Thursday, May 31, 2012

A Tear

I have to admit that having a child does change you.

I noticed I am more "in the lookout" for strange things, I get easily irritated when somebody is screaming at a child, I can't watch some programs that includes child abuse even some news that are too sad to even talk about it. Not that I used to run to change the channel to look for those programs, but now I just get too irritated. Too mad and feeling with no power to change the world.

Although I can't control everything that surround me, there are times that you get some news that just break your heart and the only thing that may make you feel a bit better, is to  just give up to tears. Today is the third day of Dylan going to the daycare. After crying that first day, I have been less sad and really excited to see him at the end of the day. It's like Christmas everyday. He is there, happy, smiling...and his smile just do something in my heart that I can't explain. When I was starting to feel better going through that stage of our lives...I got some news on my phone. Also, today, was the birth of the third son of a friend of ours. We knew he had problems. His parents were committed to go to the end and committed to be for him all the time. Information make you more knowledgable but can't prepare you for what you will have to go through. Nothing in life prepares you to say good bye too soon to something so precious. There is no words enough that I can say to make them feel better, but I guess to let them know that they are love and the power of love and family is great than anything else may do something. I feel powerless. Life is so delicate, too many thin lines surround us.

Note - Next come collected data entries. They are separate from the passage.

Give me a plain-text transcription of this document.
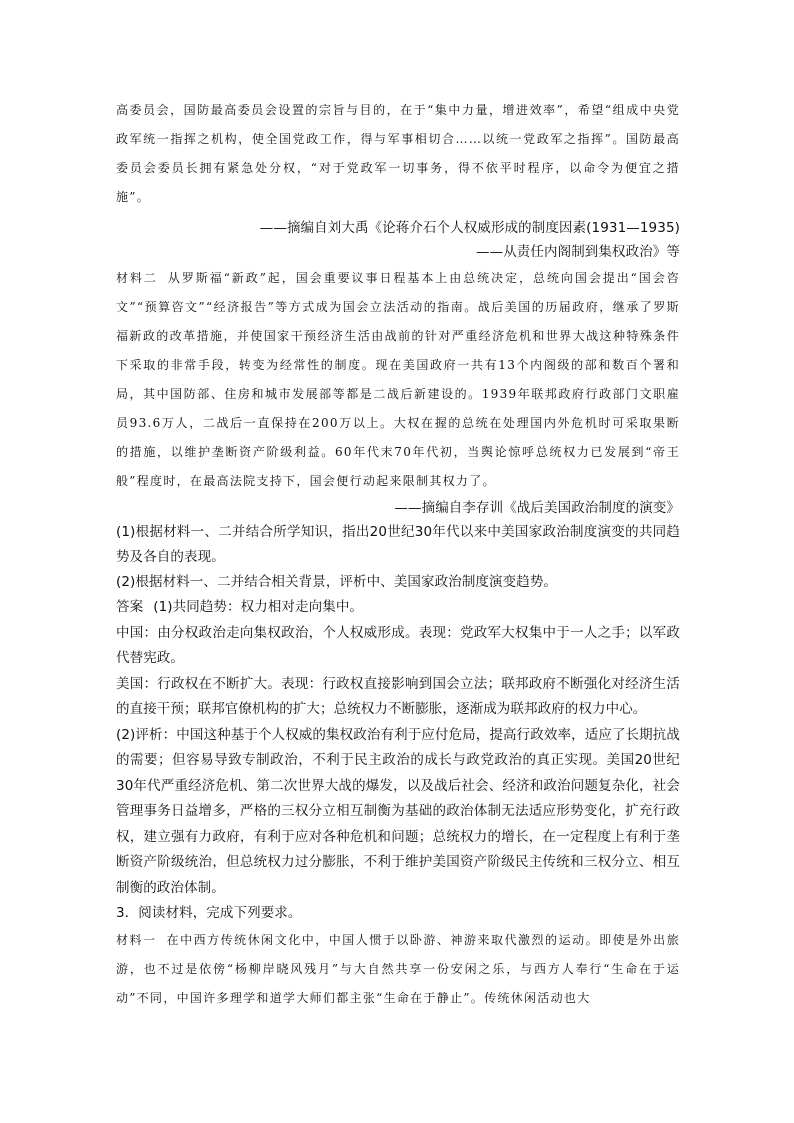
高委员会，国防最高委员会设置的宗旨与目的，在于“集中力量，增进效率”，希望“组成中央党政军统一指挥之机构，使全国党政工作，得与军事相切合……以统一党政军之指挥”。国防最高委员会委员长拥有紧急处分权，“对于党政军一切事务，得不依平时程序，以命令为便宜之措施”。

——摘编自刘大禹《论蒋介石个人权威形成的制度因素(1931—1935)

——从责任内阁制到集权政治》等

材料二 从罗斯福“新政”起，国会重要议事日程基本上由总统决定，总统向国会提出“国会咨文”“预算咨文”“经济报告”等方式成为国会立法活动的指南。战后美国的历届政府，继承了罗斯福新政的改革措施，并使国家干预经济生活由战前的针对严重经济危机和世界大战这种特殊条件下采取的非常手段，转变为经常性的制度。现在美国政府一共有13个内阁级的部和数百个署和局，其中国防部、住房和城市发展部等都是二战后新建设的。1939年联邦政府行政部门文职雇员93.6万人，二战后一直保持在200万以上。大权在握的总统在处理国内外危机时可采取果断的措施，以维护垄断资产阶级利益。60年代末70年代初，当舆论惊呼总统权力已发展到“帝王般”程度时，在最高法院支持下，国会便行动起来限制其权力了。

——摘编自李存训《战后美国政治制度的演变》

(1)根据材料一、二并结合所学知识，指出20世纪30年代以来中美国家政治制度演变的共同趋势及各自的表现。

(2)根据材料一、二并结合相关背景，评析中、美国家政治制度演变趋势。

答案 (1)共同趋势：权力相对走向集中。

中国：由分权政治走向集权政治，个人权威形成。表现：党政军大权集中于一人之手；以军政代替宪政。

美国：行政权在不断扩大。表现：行政权直接影响到国会立法；联邦政府不断强化对经济生活的直接干预；联邦官僚机构的扩大；总统权力不断膨胀，逐渐成为联邦政府的权力中心。

(2)评析：中国这种基于个人权威的集权政治有利于应付危局，提高行政效率，适应了长期抗战的需要；但容易导致专制政治，不利于民主政治的成长与政党政治的真正实现。美国20世纪30年代严重经济危机、第二次世界大战的爆发，以及战后社会、经济和政治问题复杂化，社会管理事务日益增多，严格的三权分立相互制衡为基础的政治体制无法适应形势变化，扩充行政权，建立强有力政府，有利于应对各种危机和问题；总统权力的增长，在一定程度上有利于垄断资产阶级统治，但总统权力过分膨胀，不利于维护美国资产阶级民主传统和三权分立、相互制衡的政治体制。

3．阅读材料，完成下列要求。

材料一 在中西方传统休闲文化中，中国人惯于以卧游、神游来取代激烈的运动。即使是外出旅游，也不过是依傍“杨柳岸晓风残月”与大自然共享一份安闲之乐，与西方人奉行“生命在于运动”不同，中国许多理学和道学大师们都主张“生命在于静止”。传统休闲活动也大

This month in particular have been heating my home plate too much. Another friend is battling with a terrible enemy and I just want to be there for her. I don't feel depressed, just sad. Kind of mad that there are things that nobody should go through. I am not a religious person as you know it by now...and I don't pray. I say things at loud or talk to myself. I really have hard time between logic and faith. But whatever the reason we are here or how we got here, I just hope that whoever is suffering a lost can find strength and get all the love they can from the people surrounding them. Love is all I have to give. It's been said that love cures, love get people together, loves creates people...love give strength to go through sadness and despair.

Today I am picking up Dylan early. I just want to hug him...hug Brad and say how much I love them.